Jeanne est l’une des rares femmes encore en vie à avoir côtoyé mon père. Elle travaillait au service du personnel de la société qui l’employait, entre 1952 et 1957. Elle l’appréciait. Elle a pris l’initiative de venir à ses funérailles.
J’ai eu l’occasion de la rencontrer dans les années 2000. Je lui ai parlé pour la dernière fois quand je préparais le bouquin, c’était il y a deux ans. Elle terminait gentiment sa vie dans une maison de repos à Etterbeek. Elle doit avoir plus de quatre-vingts ans aujourd’hui, si elle n’est pas morte entre-temps.
Clémence frappe à la porte, l’ouvre dans la foulée.
— Elle est encore là-bas. Vous voulez que je vous donne les heures de visite ?
— Qu’est-ce que j’en ferais ?
Elle referme la porte.
Je sors du parking peu avant vingt heures et prends la direction d’Etterbeek. Le centre est désert, la circulation est fluide, les tunnels sont dégagés.
Les Bruxellois sont affalés devant l’Euro, une bière à portée de main. Je tiens dans mon carnet d’adresses les coordonnées de quelques femmes de footeux qui organisent de prétendus dîners entre copines, les soirs de grand match.

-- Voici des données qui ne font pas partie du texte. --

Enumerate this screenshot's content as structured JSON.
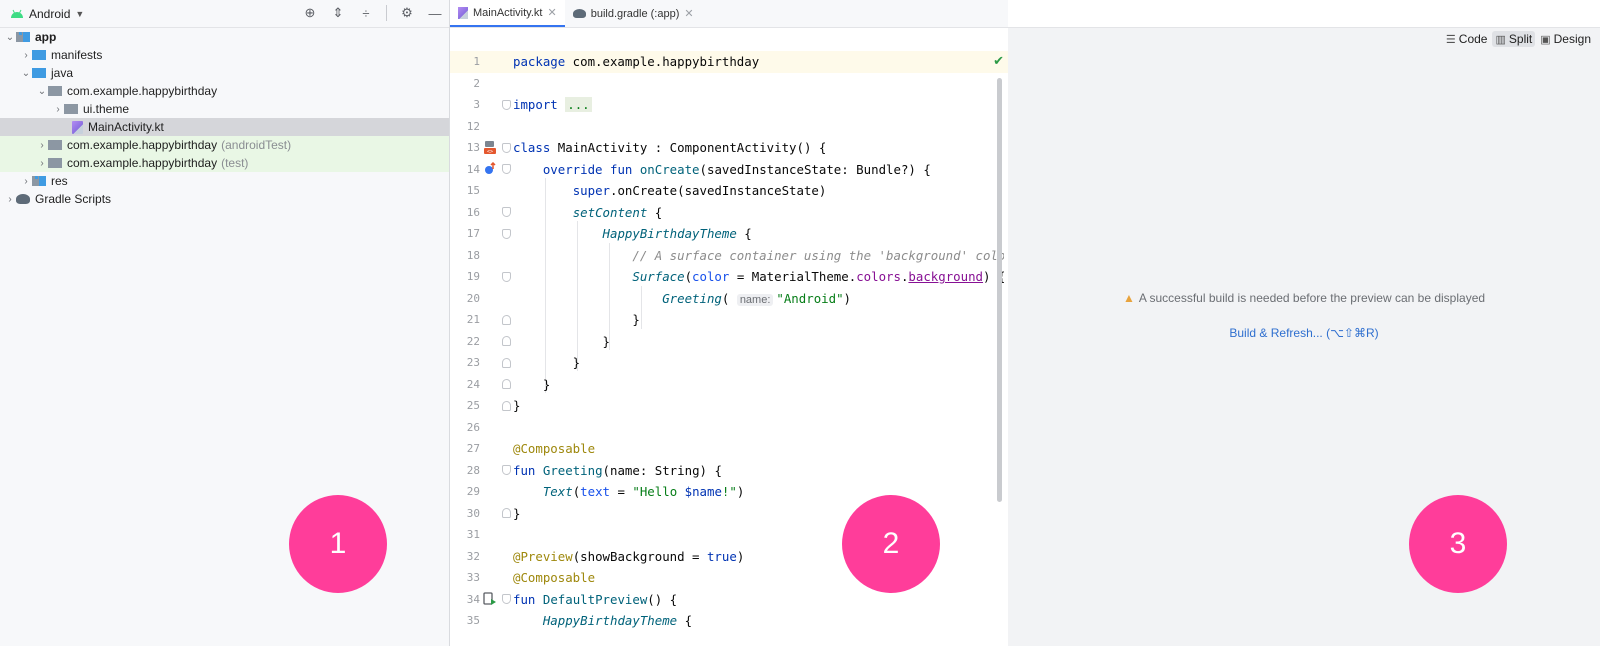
{
  "project": {
    "view": "Android",
    "tree": [
      {
        "label": "app",
        "bold": true
      },
      {
        "label": "manifests"
      },
      {
        "label": "java"
      },
      {
        "label": "com.example.happybirthday"
      },
      {
        "label": "ui.theme"
      },
      {
        "label": "MainActivity.kt"
      },
      {
        "label": "com.example.happybirthday",
        "suffix": "(androidTest)"
      },
      {
        "label": "com.example.happybirthday",
        "suffix": "(test)"
      },
      {
        "label": "res"
      },
      {
        "label": "Gradle Scripts"
      }
    ]
  },
  "tabs": [
    {
      "label": "MainActivity.kt",
      "active": true
    },
    {
      "label": "build.gradle (:app)",
      "active": false
    }
  ],
  "code": {
    "line_numbers": [
      "1",
      "2",
      "3",
      "12",
      "13",
      "14",
      "15",
      "16",
      "17",
      "18",
      "19",
      "20",
      "21",
      "22",
      "23",
      "24",
      "25",
      "26",
      "27",
      "28",
      "29",
      "30",
      "31",
      "32",
      "33",
      "34",
      "35"
    ]
  },
  "preview": {
    "modes": [
      "Code",
      "Split",
      "Design"
    ],
    "active_mode": "Split",
    "message": "A successful build is needed before the preview can be displayed",
    "action": "Build & Refresh... (⌥⇧⌘R)"
  },
  "callouts": [
    "1",
    "2",
    "3"
  ],
  "colors": {
    "callout": "#ff3d9a",
    "selection": "#d5d6da",
    "test_highlight": "#e9f7e5",
    "link": "#2f6fcf"
  }
}
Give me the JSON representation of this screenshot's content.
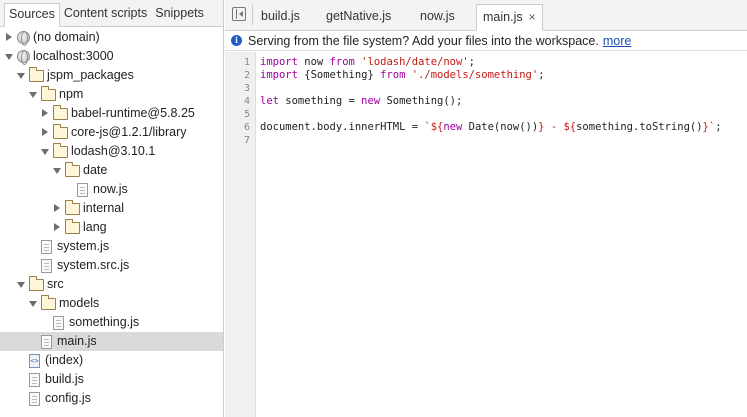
{
  "navigator": {
    "tabs": [
      {
        "label": "Sources",
        "active": true
      },
      {
        "label": "Content scripts",
        "active": false
      },
      {
        "label": "Snippets",
        "active": false
      }
    ],
    "tree": [
      {
        "label": "(no domain)",
        "icon": "globe-icon",
        "arrow": "collapsed",
        "depth": 0
      },
      {
        "label": "localhost:3000",
        "icon": "globe-icon",
        "arrow": "expanded",
        "depth": 0
      },
      {
        "label": "jspm_packages",
        "icon": "folder-icon",
        "arrow": "expanded",
        "depth": 1
      },
      {
        "label": "npm",
        "icon": "folder-icon",
        "arrow": "expanded",
        "depth": 2
      },
      {
        "label": "babel-runtime@5.8.25",
        "icon": "folder-icon",
        "arrow": "collapsed",
        "depth": 3
      },
      {
        "label": "core-js@1.2.1/library",
        "icon": "folder-icon",
        "arrow": "collapsed",
        "depth": 3
      },
      {
        "label": "lodash@3.10.1",
        "icon": "folder-icon",
        "arrow": "expanded",
        "depth": 3
      },
      {
        "label": "date",
        "icon": "folder-icon",
        "arrow": "expanded",
        "depth": 4
      },
      {
        "label": "now.js",
        "icon": "file-icon",
        "arrow": "none",
        "depth": 5
      },
      {
        "label": "internal",
        "icon": "folder-icon",
        "arrow": "collapsed",
        "depth": 4
      },
      {
        "label": "lang",
        "icon": "folder-icon",
        "arrow": "collapsed",
        "depth": 4
      },
      {
        "label": "system.js",
        "icon": "file-icon",
        "arrow": "none",
        "depth": 2
      },
      {
        "label": "system.src.js",
        "icon": "file-icon",
        "arrow": "none",
        "depth": 2
      },
      {
        "label": "src",
        "icon": "folder-icon",
        "arrow": "expanded",
        "depth": 1
      },
      {
        "label": "models",
        "icon": "folder-icon",
        "arrow": "expanded",
        "depth": 2
      },
      {
        "label": "something.js",
        "icon": "file-icon",
        "arrow": "none",
        "depth": 3
      },
      {
        "label": "main.js",
        "icon": "file-icon",
        "arrow": "none",
        "depth": 2,
        "selected": true
      },
      {
        "label": "(index)",
        "icon": "html-file-icon",
        "arrow": "none",
        "depth": 1
      },
      {
        "label": "build.js",
        "icon": "file-icon",
        "arrow": "none",
        "depth": 1
      },
      {
        "label": "config.js",
        "icon": "file-icon",
        "arrow": "none",
        "depth": 1
      }
    ]
  },
  "editor": {
    "tabs": [
      {
        "label": "build.js",
        "active": false
      },
      {
        "label": "getNative.js",
        "active": false
      },
      {
        "label": "now.js",
        "active": false
      },
      {
        "label": "main.js",
        "active": true
      }
    ],
    "close_glyph": "×",
    "infobar": {
      "icon_glyph": "i",
      "message": "Serving from the file system? Add your files into the workspace.",
      "link": "more"
    },
    "lines": [
      [
        {
          "t": "import",
          "c": "kw"
        },
        {
          "t": " now "
        },
        {
          "t": "from",
          "c": "kw"
        },
        {
          "t": " "
        },
        {
          "t": "'lodash/date/now'",
          "c": "str"
        },
        {
          "t": ";"
        }
      ],
      [
        {
          "t": "import",
          "c": "kw"
        },
        {
          "t": " {Something} "
        },
        {
          "t": "from",
          "c": "kw"
        },
        {
          "t": " "
        },
        {
          "t": "'./models/something'",
          "c": "str"
        },
        {
          "t": ";"
        }
      ],
      [],
      [
        {
          "t": "let",
          "c": "kw"
        },
        {
          "t": " something = "
        },
        {
          "t": "new",
          "c": "kw"
        },
        {
          "t": " Something();"
        }
      ],
      [],
      [
        {
          "t": "document.body.innerHTML = "
        },
        {
          "t": "`${",
          "c": "tpl"
        },
        {
          "t": "new",
          "c": "kw"
        },
        {
          "t": " Date(now())"
        },
        {
          "t": "} - ${",
          "c": "tpl"
        },
        {
          "t": "something.toString()"
        },
        {
          "t": "}`",
          "c": "tpl"
        },
        {
          "t": ";"
        }
      ],
      []
    ]
  }
}
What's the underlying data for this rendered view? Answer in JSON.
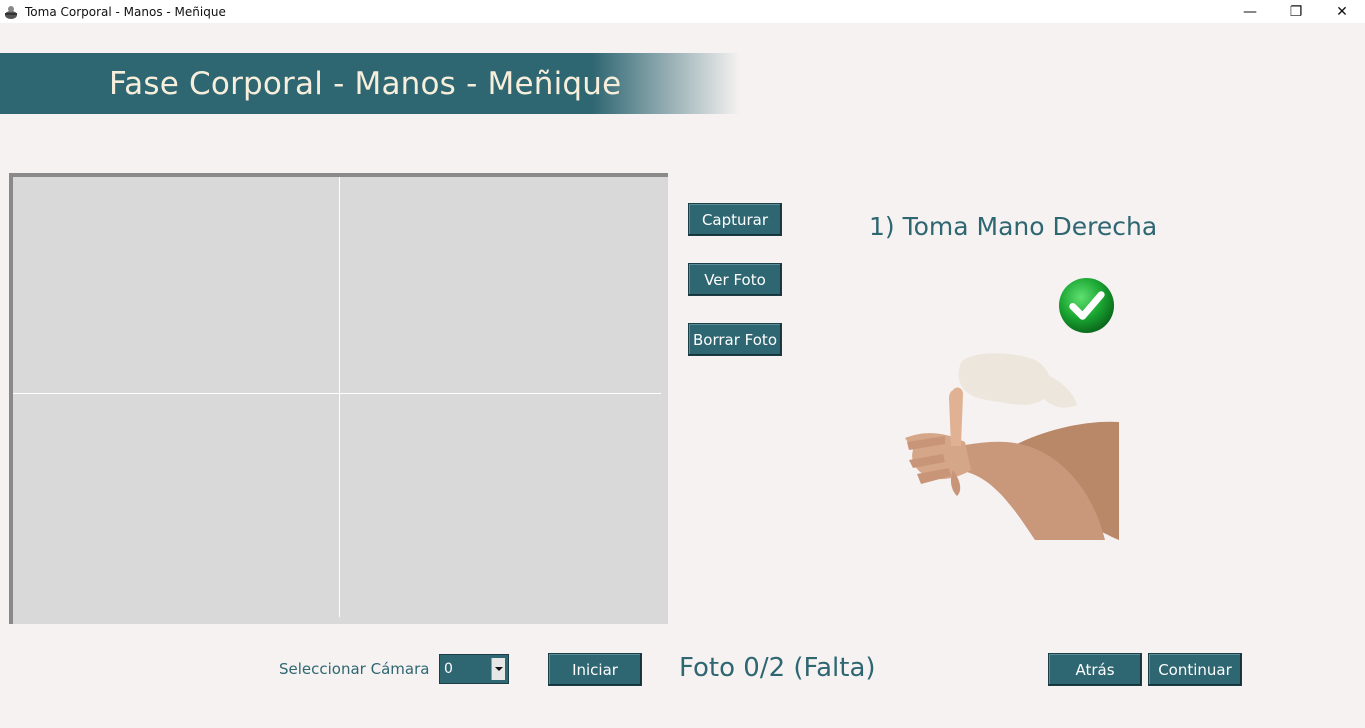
{
  "window": {
    "title": "Toma Corporal - Manos - Meñique",
    "minimize_glyph": "—",
    "restore_glyph": "❐",
    "close_glyph": "✕"
  },
  "header": {
    "title": "Fase Corporal - Manos - Meñique"
  },
  "actions": {
    "capture_label": "Capturar",
    "view_photo_label": "Ver Foto",
    "delete_photo_label": "Borrar Foto"
  },
  "instructions": {
    "step_title": "1) Toma Mano Derecha",
    "status_icon": "check-circle-icon",
    "illustration": "pinky-finger-hand-illustration"
  },
  "camera": {
    "label": "Seleccionar Cámara",
    "selected": "0",
    "start_label": "Iniciar"
  },
  "progress": {
    "status_text": "Foto 0/2 (Falta)"
  },
  "navigation": {
    "back_label": "Atrás",
    "continue_label": "Continuar"
  },
  "colors": {
    "accent": "#2e6672",
    "background": "#f6f2f1",
    "banner_text": "#f7efdc",
    "preview_bg": "#d9d9d9",
    "success": "#1aa531"
  }
}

Vingt minutes plus tard, je me gare devant la maison de repos, chaussée de Wavre, dans le quartier de la Chasse. La façade jaune sale est encore plus sinistre que celle de l’hôpital lyonnais. Au train où vont les choses, je vais m’offrir la tournée des mouroirs les plus glauques d’Europe. Je garde un mauvais souvenir de celui-ci. Le home accueille ce qu’ils appellent les moins valides. Dans les faits, ce sont des morts-vivants qui errent dans les couloirs, l’œil torve, la bouche ouverte, en balbutiant des phrases inintelligibles.
La porte d’entrée est verrouillée. Une caméra me guette. Les déments essaient sans cesse de s’évader.
Je sonne.
Une minute s’écoule avant que l’interphone ne grésille.
— Oui ?
— Je viens voir Jeanne Dewitte.
Une pause.
— Qui êtes-vous ?
— Stanislas Kervyn.
— Vous êtes médecin ?
— Non.
— Je ne comprends pas. Les visites aux résidents ont lieu de quinze heures à dix-sept heures. Il faut venir pendant ces heures-là. Il n’est pas possible de voir madame Dewitte maintenant.
— Si, vous allez voir, c’est possible.
Dix minutes plus tard, j’entre dans la chambre de Jeanne, accompagné du médecin de garde avec lequel j’ai négocié ; un gamin boutonneux à qui j’ai fait remarquer qu’il avait une tache de moutarde sur sa blouse.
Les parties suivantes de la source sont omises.